На правой части ее бледного живота кто-то расписался таким же точно неровным, толстым швом.

– Больница имени Веры Слуцкой? – осторожно спросила она, вглядываясь в меня, как будто я чем-то измазалась, а потом воскликнула: – Так это… ты?! Ведь мне уже давно мерещилось, что я тебя где-то видела.

– Олька?! – воскликнула вслед за ней и я.

– Ни фига себе! – с восторженным ужасом и недоверчивой нежностью воскликнули, а потом прошептали мы вместе.

Надуманное чувство одиночества разбивается о случайно появившегося двойника. Он любит те же книги, что и ты, его мать и отец родились в том же году, что и твои, вы жили в одном городе и даже ходили в один и тот же кружок. Может быть, в прошлой жизни вы были близнецами или молекулы одного и того же вещества залетели в вас при рождении (спросить его, в каком роддоме). Нет, у меня с Олей все было совсем не так. И все же у нас было небольшое общее прошлое. Оказавшись среди тех, кто жил или просто гостил в центральных районах города-героя и кому однажды не посчастливилось вовремя дождаться скорой Первого мая, мы проходили мимо друг друга в еще одном многомиллионном городе, каким-то чудом познакомились, но ни разу ни о чем не догадались.

– Помнишь, как тебя перевели на день в отдельную палату за то, что ты всех смешила? – присела она рядом, а я завороженно вглядывалась в нее, дивясь тому, как она стремительно молодеет, как розовеет ее сухая в трещинках кожа и глаза из белесых становятся под стать лазури какого-нибудь здешнего зарождающегося утра.

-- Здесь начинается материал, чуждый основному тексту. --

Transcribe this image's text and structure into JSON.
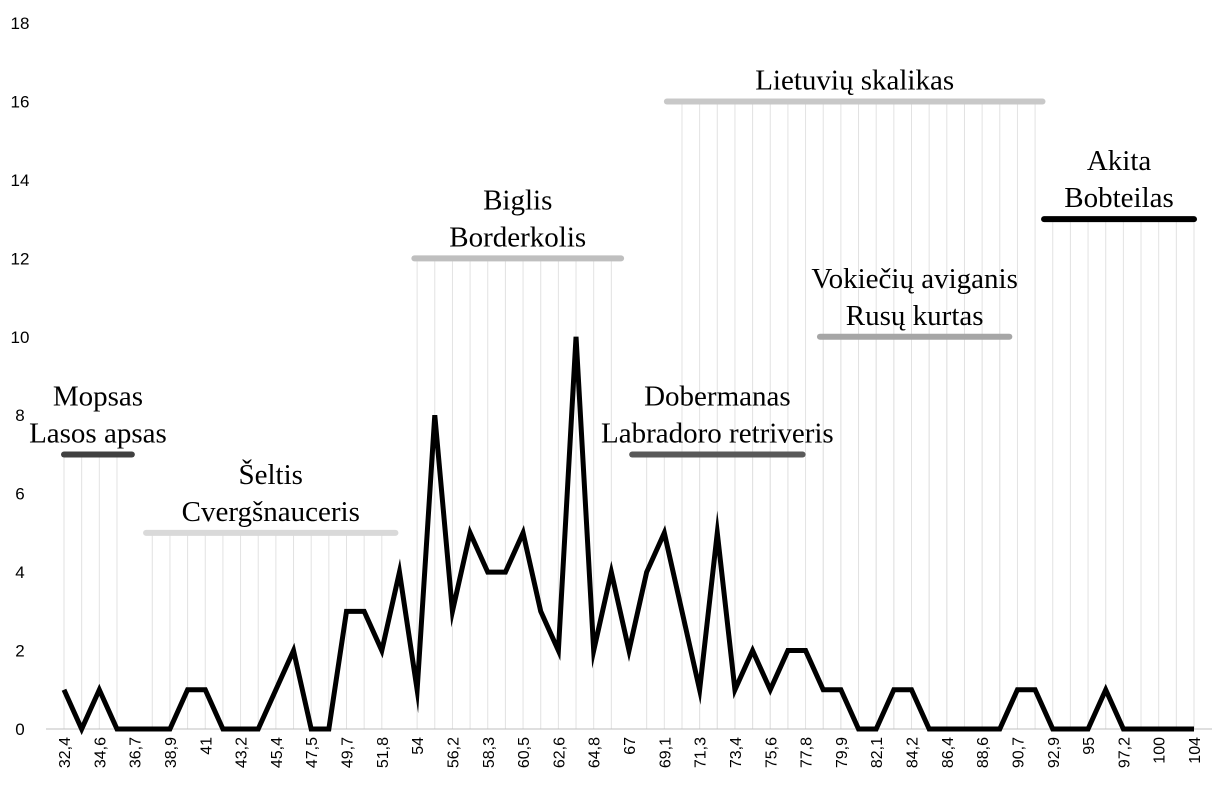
{
  "chart_data": {
    "type": "line",
    "title": "",
    "xlabel": "",
    "ylabel": "",
    "ylim": [
      0,
      18
    ],
    "yticks": [
      0,
      2,
      4,
      6,
      8,
      10,
      12,
      14,
      16,
      18
    ],
    "grid": "vertical lines only under the breed range bars",
    "x_tick_labels": [
      "32,4",
      "34,6",
      "36,7",
      "38,9",
      "41",
      "43,2",
      "45,4",
      "47,5",
      "49,7",
      "51,8",
      "54",
      "56,2",
      "58,3",
      "60,5",
      "62,6",
      "64,8",
      "67",
      "69,1",
      "71,3",
      "73,4",
      "75,6",
      "77,8",
      "79,9",
      "82,1",
      "84,2",
      "86,4",
      "88,6",
      "90,7",
      "92,9",
      "95",
      "97,2",
      "100",
      "104"
    ],
    "series": [
      {
        "color": "#000000",
        "values": [
          1,
          0,
          1,
          0,
          0,
          0,
          0,
          1,
          1,
          0,
          0,
          0,
          1,
          2,
          0,
          0,
          3,
          3,
          2,
          4,
          1,
          8,
          3,
          5,
          4,
          4,
          5,
          3,
          2,
          10,
          2,
          4,
          2,
          4,
          5,
          3,
          1,
          5,
          1,
          2,
          1,
          2,
          2,
          1,
          1,
          0,
          0,
          1,
          1,
          0,
          0,
          0,
          0,
          0,
          1,
          1,
          0,
          0,
          0,
          1,
          0,
          0,
          0,
          0,
          0
        ]
      }
    ],
    "ranges": [
      {
        "names": [
          "Mopsas",
          "Lasos apsas"
        ],
        "y": 7,
        "x_start": 32.4,
        "x_end": 36.7,
        "color": "#404040"
      },
      {
        "names": [
          "Šeltis",
          "Cvergšnauceris"
        ],
        "y": 5,
        "x_start": 37.6,
        "x_end": 53.4,
        "color": "#d9d9d9"
      },
      {
        "names": [
          "Biglis",
          "Borderkolis"
        ],
        "y": 12,
        "x_start": 54.6,
        "x_end": 67.7,
        "color": "#bfbfbf"
      },
      {
        "names": [
          "Dobermanas",
          "Labradoro retriveris"
        ],
        "y": 7,
        "x_start": 68.4,
        "x_end": 79.2,
        "color": "#595959"
      },
      {
        "names": [
          "Lietuvių skalikas"
        ],
        "y": 16,
        "x_start": 70.6,
        "x_end": 94.4,
        "color": "#c8c8c8"
      },
      {
        "names": [
          "Vokiečių aviganis",
          "Rusų kurtas"
        ],
        "y": 10,
        "x_start": 80.3,
        "x_end": 92.3,
        "color": "#a6a6a6"
      },
      {
        "names": [
          "Akita",
          "Bobteilas"
        ],
        "y": 13,
        "x_start": 94.5,
        "x_end": 104,
        "color": "#000000"
      }
    ]
  }
}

Наверное, и она наблюдала за подобными превращениями во мне, потому что вдруг взяла меня за руку, и в этот момент лицо ее стало совершенно детским:

– Как же мы завидовали тебе, что твой аппендикс забрали в музей!

– Кто знает, что с ним случилось?

– Когда-нибудь, может, найдется в чьем-нибудь подвале среди гипсовых ног и рук вождей, засиженных мухами портретов, – и мы посмеялись над прошлым.

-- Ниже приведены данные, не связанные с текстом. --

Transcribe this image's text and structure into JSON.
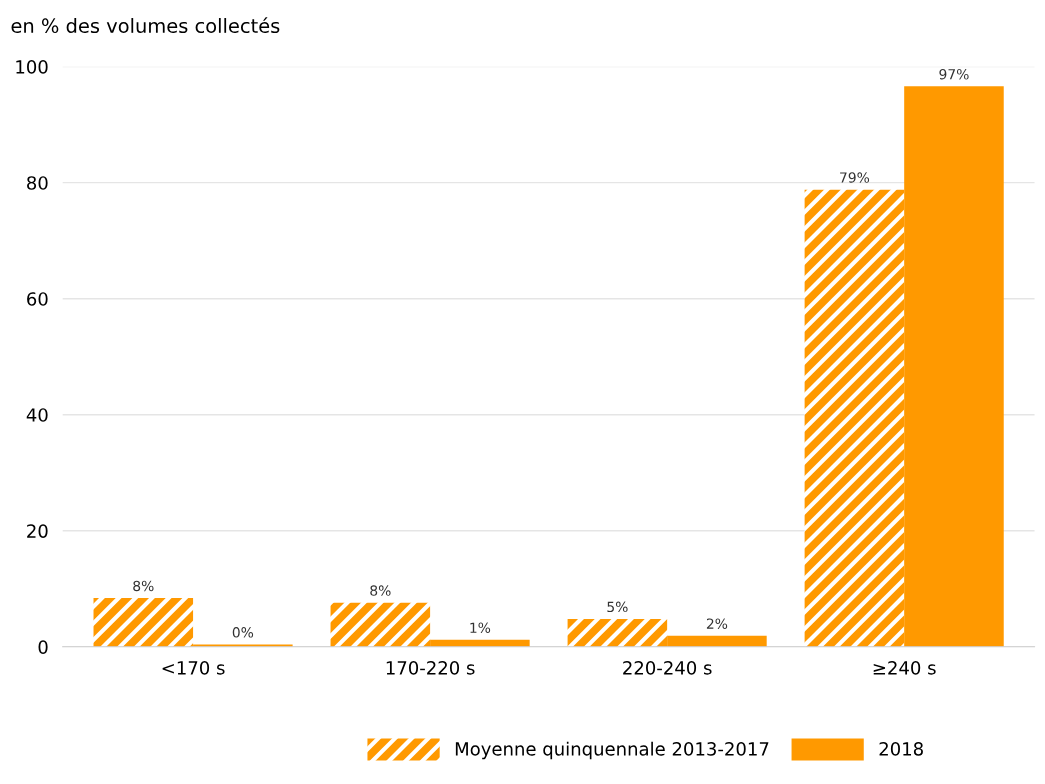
{
  "chart_data": {
    "type": "bar",
    "ylabel": "en % des volumes collectés",
    "categories": [
      "<170 s",
      "170-220 s",
      "220-240 s",
      "≥240 s"
    ],
    "series": [
      {
        "name": "Moyenne quinquennale 2013-2017",
        "color": "#ff9900",
        "values": [
          8.4,
          7.6,
          4.8,
          78.8
        ],
        "value_labels": [
          "8%",
          "8%",
          "5%",
          "79%"
        ]
      },
      {
        "name": "2018",
        "color": "#ff9900",
        "values": [
          0.4,
          1.2,
          1.9,
          96.6
        ],
        "value_labels": [
          "0%",
          "1%",
          "2%",
          "97%"
        ]
      }
    ],
    "ylim": [
      0,
      100
    ],
    "yticks": [
      0,
      20,
      40,
      60,
      80,
      100
    ],
    "grid": "y",
    "legend": "bottom"
  }
}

Теперь передо мной была в самом деле почти сестра, и я могла предложить ей по-домашнему:

– Хочешь надеть что-нибудь из моего?

Ну никак я не могла отказаться от идеи, что в человеке все должно быть на уровне. Оля, однако, не хотела играть в Золушку или Элизу Дулиттл. Вместо этого она предложила:

– Тебе бы полежать, раз живот, давай я чайку заварю, а ты пока почитаешь вслух.

Наугад я раскрыла томик:

                       Ни в какой                        части                        земли                        не могу обитать                        В каждом                        новом                        климате                        чахну                        оттого                        что однажды                        к нему уже был                        приучен, —

перевела я кое-как.

                        И от него отрываюсь всегда                         чужеземцем                         Рождаясь                         вернувшимся из эпох слишком                         прожитых                         насладиться только                         минутой жизни                         первоначальной                         Невинную                         я ищу страну [107]

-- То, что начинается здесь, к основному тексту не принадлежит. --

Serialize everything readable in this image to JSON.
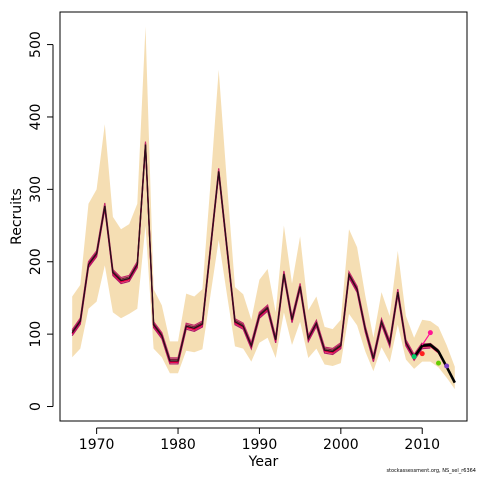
{
  "chart_data": {
    "type": "line",
    "xlabel": "Year",
    "ylabel": "Recruits",
    "xlim": [
      1965.5,
      2015.5
    ],
    "ylim": [
      -20,
      545
    ],
    "x_ticks": [
      1970,
      1980,
      1990,
      2000,
      2010
    ],
    "y_ticks": [
      0,
      100,
      200,
      300,
      400,
      500
    ],
    "grid": false,
    "legend": "none",
    "colors": {
      "band": "#f5deb3",
      "peels": [
        "#e8004b",
        "#7a1c3a",
        "#b0186b",
        "#c22a6b",
        "#f5004f"
      ],
      "terminal_line": "#000000",
      "retro_points": [
        "#ff1493",
        "#ff2020",
        "#66cc00",
        "#7b3fc4",
        "#00cc66"
      ]
    },
    "years": [
      1967,
      1968,
      1969,
      1970,
      1971,
      1972,
      1973,
      1974,
      1975,
      1976,
      1977,
      1978,
      1979,
      1980,
      1981,
      1982,
      1983,
      1984,
      1985,
      1986,
      1987,
      1988,
      1989,
      1990,
      1991,
      1992,
      1993,
      1994,
      1995,
      1996,
      1997,
      1998,
      1999,
      2000,
      2001,
      2002,
      2003,
      2004,
      2005,
      2006,
      2007,
      2008,
      2009,
      2010,
      2011,
      2012,
      2013,
      2014
    ],
    "recruits": [
      102,
      118,
      196,
      211,
      277,
      185,
      174,
      177,
      196,
      362,
      113,
      98,
      63,
      63,
      111,
      108,
      114,
      220,
      325,
      220,
      117,
      111,
      84,
      126,
      136,
      92,
      183,
      120,
      166,
      94,
      115,
      78,
      76,
      84,
      182,
      162,
      107,
      66,
      117,
      87,
      158,
      88,
      68,
      84,
      85,
      76,
      55,
      33
    ],
    "upper": [
      152,
      168,
      280,
      300,
      390,
      262,
      245,
      252,
      280,
      525,
      162,
      140,
      90,
      90,
      156,
      152,
      162,
      310,
      465,
      310,
      165,
      155,
      120,
      175,
      190,
      130,
      250,
      170,
      235,
      133,
      152,
      110,
      107,
      120,
      245,
      220,
      153,
      95,
      158,
      125,
      215,
      125,
      95,
      120,
      118,
      110,
      85,
      55
    ],
    "lower": [
      68,
      80,
      135,
      145,
      195,
      130,
      122,
      128,
      135,
      250,
      80,
      68,
      46,
      46,
      77,
      75,
      79,
      155,
      230,
      155,
      83,
      80,
      62,
      88,
      95,
      67,
      130,
      85,
      117,
      67,
      80,
      58,
      56,
      60,
      128,
      112,
      76,
      49,
      82,
      61,
      113,
      65,
      52,
      62,
      62,
      54,
      40,
      24
    ],
    "retro_points": [
      {
        "year": 2011,
        "value": 102
      },
      {
        "year": 2010,
        "value": 73
      },
      {
        "year": 2012,
        "value": 60
      },
      {
        "year": 2013,
        "value": 56
      },
      {
        "year": 2009,
        "value": 69
      }
    ]
  },
  "credit": "stockassessment.org, NS_sel_r6364"
}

– Здорово! Только вроде чего-то не хватает. Рифмы? – не зная того, она присоединилась к одной вялой полемике. Где-то рифма агонизировала, где-то ее время от времени возрождали. Как будто в писании стихов еще был смысл.

– «Невинную я ищу страну… Отрываюсь всегда чужеземцем», – повторила она, поднявшись ко мне, села на кровать и хлопнула себя по коленке: да, так и есть, отношения засоряются несовпадениями между человеком и представлениями о нем.

Книга осталась распахнутой, и я тоже распахнула рот, не будучи готовой услышать подобные комментарии от своей жилицы, хотя и сама не раз испытала ощущение уменьшения свободы в ходе пути.

– Замечала, как со временем становится все душнее соглашаться с представлением кого-то другого о нас?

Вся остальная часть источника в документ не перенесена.